ECHELLE DES ETRES ORGANIQUES
24.- Entre le règne végétal et le règne animal, il n'y a pas de
délimitation nettement tranchée. Sur les confins des deux règnes sont
les zoophytes ou animaux-plantes dont le nom indique qu'ils tiennent de l'un et de l'autre : c'est le trait d'union.
Comme les animaux, les plantes naissent, vivent, croissent, se
nourrissent, respirent, se reproduisent et meurent. Comme eux, pour
vivre, elles ont besoin de lumière, de chaleur et d'eau ; si elles en
sont privées, elles s'étiolent et meurent ; l'absorption d'un air vicié
et de substances délétères les empoisonne. Leur caractère distinctif le
plus tranché est d'être attachées au sol et d'y puiser leur nourriture
sans déplacement.
Le zoophyte a l'apparence extérieure de la
plante ; comme plante, il tient au sol ; comme animal, la vie chez lui
est plus accentuée ; il puise sa nourriture dans le milieu ambiant.

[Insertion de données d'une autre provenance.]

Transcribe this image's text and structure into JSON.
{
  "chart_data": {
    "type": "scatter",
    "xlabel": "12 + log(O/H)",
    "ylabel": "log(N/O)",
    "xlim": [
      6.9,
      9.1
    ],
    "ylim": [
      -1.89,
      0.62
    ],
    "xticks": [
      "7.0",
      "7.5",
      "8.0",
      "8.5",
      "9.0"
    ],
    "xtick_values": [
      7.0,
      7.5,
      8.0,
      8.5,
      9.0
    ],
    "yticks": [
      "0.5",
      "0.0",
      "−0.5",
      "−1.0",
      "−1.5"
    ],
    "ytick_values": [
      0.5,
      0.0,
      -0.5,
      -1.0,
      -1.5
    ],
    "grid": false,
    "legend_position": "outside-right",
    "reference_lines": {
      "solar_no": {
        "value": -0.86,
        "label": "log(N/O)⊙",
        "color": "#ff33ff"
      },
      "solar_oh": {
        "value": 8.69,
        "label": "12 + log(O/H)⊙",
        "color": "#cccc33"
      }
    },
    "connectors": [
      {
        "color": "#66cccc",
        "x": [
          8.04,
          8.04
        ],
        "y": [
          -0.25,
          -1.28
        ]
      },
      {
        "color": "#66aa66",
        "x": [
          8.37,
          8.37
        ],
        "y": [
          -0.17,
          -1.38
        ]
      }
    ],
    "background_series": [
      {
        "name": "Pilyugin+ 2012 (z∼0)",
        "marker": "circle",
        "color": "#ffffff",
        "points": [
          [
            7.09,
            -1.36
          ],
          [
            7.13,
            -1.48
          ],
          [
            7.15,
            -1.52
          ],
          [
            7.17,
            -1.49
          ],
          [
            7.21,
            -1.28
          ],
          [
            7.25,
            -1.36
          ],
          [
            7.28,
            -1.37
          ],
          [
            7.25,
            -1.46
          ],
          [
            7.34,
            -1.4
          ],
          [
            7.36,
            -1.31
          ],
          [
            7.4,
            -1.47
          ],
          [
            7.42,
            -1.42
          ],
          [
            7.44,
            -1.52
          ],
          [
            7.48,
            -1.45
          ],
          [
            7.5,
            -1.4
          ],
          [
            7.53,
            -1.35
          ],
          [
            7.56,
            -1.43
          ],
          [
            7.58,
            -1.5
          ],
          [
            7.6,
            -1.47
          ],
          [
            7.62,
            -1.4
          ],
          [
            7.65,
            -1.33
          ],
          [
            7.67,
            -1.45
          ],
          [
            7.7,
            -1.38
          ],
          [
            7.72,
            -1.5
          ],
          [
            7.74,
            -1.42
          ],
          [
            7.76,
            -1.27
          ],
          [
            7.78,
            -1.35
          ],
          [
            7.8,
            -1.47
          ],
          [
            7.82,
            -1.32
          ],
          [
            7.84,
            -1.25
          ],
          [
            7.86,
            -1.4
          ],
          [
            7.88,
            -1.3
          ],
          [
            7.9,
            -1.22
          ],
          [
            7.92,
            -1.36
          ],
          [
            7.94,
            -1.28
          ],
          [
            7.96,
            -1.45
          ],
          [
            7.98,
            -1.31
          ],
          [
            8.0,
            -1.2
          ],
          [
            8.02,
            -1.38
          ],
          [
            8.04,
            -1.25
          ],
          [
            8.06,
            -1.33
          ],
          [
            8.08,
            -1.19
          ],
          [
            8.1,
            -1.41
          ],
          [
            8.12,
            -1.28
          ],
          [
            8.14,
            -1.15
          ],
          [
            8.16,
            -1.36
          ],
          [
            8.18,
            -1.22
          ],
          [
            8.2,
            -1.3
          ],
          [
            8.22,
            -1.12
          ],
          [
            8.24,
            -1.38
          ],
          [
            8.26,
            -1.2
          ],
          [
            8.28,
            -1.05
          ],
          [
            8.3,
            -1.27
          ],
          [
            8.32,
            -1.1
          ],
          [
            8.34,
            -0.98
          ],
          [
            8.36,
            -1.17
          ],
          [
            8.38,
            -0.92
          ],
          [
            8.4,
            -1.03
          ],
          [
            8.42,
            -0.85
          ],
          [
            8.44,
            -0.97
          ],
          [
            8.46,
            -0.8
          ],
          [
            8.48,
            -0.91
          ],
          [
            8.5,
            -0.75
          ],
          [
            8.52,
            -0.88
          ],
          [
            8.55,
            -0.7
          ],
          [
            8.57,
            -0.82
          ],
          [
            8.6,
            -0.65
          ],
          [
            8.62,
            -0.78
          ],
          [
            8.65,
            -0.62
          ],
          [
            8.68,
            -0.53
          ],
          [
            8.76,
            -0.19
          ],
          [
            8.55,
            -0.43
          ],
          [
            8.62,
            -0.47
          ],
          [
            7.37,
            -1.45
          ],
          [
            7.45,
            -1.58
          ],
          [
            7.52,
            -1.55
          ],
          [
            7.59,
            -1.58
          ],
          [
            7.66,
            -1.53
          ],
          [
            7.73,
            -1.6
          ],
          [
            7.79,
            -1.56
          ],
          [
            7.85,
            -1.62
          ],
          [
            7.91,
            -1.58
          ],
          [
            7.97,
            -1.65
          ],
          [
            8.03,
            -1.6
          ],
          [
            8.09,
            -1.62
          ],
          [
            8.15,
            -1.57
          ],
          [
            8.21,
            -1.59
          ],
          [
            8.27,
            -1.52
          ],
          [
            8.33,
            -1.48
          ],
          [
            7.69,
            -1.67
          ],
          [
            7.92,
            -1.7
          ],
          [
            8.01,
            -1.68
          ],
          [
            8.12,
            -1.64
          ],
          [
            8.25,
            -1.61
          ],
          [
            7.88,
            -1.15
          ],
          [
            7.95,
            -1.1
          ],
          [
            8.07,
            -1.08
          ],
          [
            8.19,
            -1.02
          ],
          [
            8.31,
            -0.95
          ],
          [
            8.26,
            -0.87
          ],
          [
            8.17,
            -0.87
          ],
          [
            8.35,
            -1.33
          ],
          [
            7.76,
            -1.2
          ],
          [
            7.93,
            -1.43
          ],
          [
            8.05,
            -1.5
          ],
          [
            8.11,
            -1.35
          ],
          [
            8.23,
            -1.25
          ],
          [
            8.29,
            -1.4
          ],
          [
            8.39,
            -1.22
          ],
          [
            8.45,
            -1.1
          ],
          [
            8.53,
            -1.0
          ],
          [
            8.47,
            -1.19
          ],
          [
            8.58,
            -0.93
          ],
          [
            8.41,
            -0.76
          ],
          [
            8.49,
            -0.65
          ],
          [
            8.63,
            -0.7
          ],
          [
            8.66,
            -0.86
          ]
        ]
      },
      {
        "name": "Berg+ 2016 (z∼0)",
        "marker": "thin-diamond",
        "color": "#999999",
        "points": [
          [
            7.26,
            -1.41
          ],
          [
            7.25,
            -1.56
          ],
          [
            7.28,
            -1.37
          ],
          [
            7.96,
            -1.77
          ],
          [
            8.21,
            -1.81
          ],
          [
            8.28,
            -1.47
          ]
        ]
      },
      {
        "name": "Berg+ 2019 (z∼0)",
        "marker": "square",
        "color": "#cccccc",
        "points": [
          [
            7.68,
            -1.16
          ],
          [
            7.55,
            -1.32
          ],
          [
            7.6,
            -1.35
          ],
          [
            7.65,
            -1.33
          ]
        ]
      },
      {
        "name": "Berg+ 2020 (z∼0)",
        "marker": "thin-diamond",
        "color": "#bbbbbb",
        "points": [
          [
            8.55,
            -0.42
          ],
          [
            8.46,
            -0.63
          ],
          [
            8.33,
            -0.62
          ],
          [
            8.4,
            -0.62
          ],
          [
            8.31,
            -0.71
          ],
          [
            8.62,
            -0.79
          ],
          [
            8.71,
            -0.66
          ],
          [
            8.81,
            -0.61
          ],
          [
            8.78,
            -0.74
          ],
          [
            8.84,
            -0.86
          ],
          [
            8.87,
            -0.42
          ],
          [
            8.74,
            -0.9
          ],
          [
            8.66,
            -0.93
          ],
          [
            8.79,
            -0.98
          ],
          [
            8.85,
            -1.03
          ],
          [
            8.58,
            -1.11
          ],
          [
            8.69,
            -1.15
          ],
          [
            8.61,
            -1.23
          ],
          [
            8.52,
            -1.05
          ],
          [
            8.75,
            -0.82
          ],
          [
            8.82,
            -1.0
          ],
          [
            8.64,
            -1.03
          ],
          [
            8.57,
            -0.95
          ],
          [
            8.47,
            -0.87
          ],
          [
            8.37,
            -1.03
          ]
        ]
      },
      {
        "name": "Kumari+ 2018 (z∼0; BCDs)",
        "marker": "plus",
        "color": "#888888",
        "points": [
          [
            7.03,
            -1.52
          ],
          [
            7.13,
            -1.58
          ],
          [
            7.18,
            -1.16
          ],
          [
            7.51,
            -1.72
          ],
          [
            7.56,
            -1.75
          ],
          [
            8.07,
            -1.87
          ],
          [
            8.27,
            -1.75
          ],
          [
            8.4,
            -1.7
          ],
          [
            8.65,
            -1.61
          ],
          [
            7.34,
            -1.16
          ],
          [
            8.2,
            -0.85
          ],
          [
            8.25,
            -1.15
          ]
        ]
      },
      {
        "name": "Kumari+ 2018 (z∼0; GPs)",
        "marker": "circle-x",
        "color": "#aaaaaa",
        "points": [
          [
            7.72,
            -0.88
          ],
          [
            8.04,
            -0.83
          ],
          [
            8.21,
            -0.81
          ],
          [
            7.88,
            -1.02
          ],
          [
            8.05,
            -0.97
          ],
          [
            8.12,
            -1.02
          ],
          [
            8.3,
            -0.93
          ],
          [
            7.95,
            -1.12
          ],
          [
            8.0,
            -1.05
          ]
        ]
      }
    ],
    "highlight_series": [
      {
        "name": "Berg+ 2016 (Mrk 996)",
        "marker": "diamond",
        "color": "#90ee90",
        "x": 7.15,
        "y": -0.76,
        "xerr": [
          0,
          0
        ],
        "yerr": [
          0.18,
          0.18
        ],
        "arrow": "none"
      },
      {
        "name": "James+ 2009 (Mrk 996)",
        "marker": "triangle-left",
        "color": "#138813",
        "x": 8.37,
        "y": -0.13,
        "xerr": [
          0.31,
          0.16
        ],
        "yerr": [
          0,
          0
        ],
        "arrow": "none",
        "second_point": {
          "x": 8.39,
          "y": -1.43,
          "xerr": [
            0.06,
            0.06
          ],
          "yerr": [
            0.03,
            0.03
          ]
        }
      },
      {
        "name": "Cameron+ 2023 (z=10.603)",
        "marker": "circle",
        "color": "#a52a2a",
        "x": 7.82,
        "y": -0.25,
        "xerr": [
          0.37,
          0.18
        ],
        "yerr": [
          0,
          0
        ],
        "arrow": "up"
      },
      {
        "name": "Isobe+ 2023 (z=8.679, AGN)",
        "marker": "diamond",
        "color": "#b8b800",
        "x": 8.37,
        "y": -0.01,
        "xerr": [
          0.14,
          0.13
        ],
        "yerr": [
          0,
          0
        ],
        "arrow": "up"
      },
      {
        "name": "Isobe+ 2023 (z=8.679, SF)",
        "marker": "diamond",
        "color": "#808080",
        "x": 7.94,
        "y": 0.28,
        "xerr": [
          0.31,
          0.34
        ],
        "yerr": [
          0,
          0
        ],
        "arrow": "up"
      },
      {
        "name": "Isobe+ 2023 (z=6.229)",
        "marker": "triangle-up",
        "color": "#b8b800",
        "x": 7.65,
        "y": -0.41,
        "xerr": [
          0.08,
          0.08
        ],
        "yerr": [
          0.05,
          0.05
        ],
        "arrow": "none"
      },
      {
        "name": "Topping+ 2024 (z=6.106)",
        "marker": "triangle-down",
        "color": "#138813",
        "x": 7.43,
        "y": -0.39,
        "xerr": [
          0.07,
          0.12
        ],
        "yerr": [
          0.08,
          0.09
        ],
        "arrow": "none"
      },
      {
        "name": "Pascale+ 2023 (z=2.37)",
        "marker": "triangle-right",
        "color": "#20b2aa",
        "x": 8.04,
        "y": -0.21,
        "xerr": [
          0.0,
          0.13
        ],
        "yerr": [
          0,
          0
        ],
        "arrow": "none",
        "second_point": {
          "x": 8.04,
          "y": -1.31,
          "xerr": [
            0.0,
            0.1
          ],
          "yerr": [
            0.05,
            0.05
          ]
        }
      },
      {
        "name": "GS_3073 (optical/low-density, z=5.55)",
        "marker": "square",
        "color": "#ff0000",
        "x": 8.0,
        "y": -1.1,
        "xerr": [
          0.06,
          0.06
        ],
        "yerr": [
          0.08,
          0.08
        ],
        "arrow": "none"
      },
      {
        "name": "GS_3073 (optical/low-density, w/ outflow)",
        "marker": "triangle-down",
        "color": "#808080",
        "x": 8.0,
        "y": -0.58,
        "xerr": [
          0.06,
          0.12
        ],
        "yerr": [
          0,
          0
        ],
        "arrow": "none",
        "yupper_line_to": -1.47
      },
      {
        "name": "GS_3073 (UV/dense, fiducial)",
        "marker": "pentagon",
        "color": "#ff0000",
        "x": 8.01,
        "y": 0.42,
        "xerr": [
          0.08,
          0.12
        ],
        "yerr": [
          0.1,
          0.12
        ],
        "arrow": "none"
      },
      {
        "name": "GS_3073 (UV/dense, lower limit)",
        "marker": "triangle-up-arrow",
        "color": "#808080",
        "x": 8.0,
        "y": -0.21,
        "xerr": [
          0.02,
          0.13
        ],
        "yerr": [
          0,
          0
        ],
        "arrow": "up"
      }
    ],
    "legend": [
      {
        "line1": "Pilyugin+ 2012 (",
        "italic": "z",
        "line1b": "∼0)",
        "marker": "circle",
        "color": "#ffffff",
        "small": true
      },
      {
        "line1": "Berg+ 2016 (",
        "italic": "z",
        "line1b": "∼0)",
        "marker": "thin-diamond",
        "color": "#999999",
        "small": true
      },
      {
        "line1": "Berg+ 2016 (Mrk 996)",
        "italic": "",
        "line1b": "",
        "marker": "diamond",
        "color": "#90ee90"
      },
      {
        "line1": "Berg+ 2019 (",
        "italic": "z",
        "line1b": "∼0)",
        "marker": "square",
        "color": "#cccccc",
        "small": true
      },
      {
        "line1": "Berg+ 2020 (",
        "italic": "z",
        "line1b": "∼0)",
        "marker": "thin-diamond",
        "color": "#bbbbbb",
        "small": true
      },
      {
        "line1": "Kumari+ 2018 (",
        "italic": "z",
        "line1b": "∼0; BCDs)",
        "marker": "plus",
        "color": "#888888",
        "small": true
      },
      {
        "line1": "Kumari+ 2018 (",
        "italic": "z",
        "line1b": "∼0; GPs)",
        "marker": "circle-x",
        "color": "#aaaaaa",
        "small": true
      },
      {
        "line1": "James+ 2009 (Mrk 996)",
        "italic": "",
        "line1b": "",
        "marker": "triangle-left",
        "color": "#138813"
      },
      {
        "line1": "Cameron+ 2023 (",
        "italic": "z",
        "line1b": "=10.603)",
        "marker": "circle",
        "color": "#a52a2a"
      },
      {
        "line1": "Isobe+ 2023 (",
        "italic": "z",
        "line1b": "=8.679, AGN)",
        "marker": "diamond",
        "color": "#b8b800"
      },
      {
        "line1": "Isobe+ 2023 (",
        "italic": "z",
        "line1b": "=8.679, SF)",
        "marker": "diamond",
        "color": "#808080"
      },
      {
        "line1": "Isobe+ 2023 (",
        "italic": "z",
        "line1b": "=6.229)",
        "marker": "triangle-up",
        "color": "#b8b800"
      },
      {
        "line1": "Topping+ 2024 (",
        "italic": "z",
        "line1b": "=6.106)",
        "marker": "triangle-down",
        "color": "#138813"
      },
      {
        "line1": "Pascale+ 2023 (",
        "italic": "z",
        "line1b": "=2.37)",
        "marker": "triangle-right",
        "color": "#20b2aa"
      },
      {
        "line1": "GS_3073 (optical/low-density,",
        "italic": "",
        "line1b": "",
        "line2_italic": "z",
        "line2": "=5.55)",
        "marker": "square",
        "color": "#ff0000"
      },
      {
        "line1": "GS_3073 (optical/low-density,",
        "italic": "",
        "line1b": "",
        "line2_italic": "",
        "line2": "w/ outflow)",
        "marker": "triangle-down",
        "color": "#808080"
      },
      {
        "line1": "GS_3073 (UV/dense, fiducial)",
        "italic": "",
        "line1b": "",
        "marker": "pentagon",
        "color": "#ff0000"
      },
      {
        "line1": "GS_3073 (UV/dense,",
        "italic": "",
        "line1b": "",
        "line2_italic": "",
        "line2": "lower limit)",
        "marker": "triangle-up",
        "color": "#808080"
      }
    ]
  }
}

Un degré au-dessus, l'animal est libre et va chercher sa nourriture :
ce sont d'abord les innombrables variétés de polypes au corps
gélatineux, sans organes bien distincts, et qui ne diffèrent des plantes
que par la locomotion ; puis viennent, dans l'ordre du développement
des organes, de l'activité vitale et de l'instinct : les helminthes ou
vers intestinaux ; les mollusques, animaux charnus sans os, dont les uns
sont nus, comme les limaces, les poulpes ou pieuvres, les autres sont
pourvus de coquilles, comme les limaçons, les huîtres ; les crustacés,
dont la peau est revêtue d'une croûte dure, comme les écrevisses, les
homards ; les insectes, chez lesquels la vie prend une activité
prodigieuse et se manifeste l'instinct industrieux, comme la fourmi,
l'abeille, l'araignée. Quelques-uns subissent une métamorphose, comme la
chenille, qui se transforme en élégant papillon. Vient ensuite l'ordre
des vertébrés, animaux à charpente osseuse, qui comprend les poissons,
les reptiles, les oiseaux, et enfin les mammifères, dont l'organisation
est la plus complète.
25.- Si l'on ne considère que les deux
points extrêmes de la chaîne, il n'y a sans doute aucune analogie
apparente ; mais si l'on passe d'un anneau à l'autre sans solution de
continuité, on arrive, sans transition brusque, de la plante aux animaux
vertébrés. On comprend alors que les animaux à organisation complexe
puissent n'être qu'une transformation, ou, si l'on veut, un
développement graduel, d'abord insensible, de l'espèce immédiatement
inférieure, et ainsi, de proche en proche, jusqu'à l'être primitif
élémentaire. Entre le gland et le chêne, la différence est grande, et
pourtant, si l'on suit pas à pas le développement du gland, on arrive au
chêne, et l'on ne s'étonne plus qu'il procède d'une si petite semence.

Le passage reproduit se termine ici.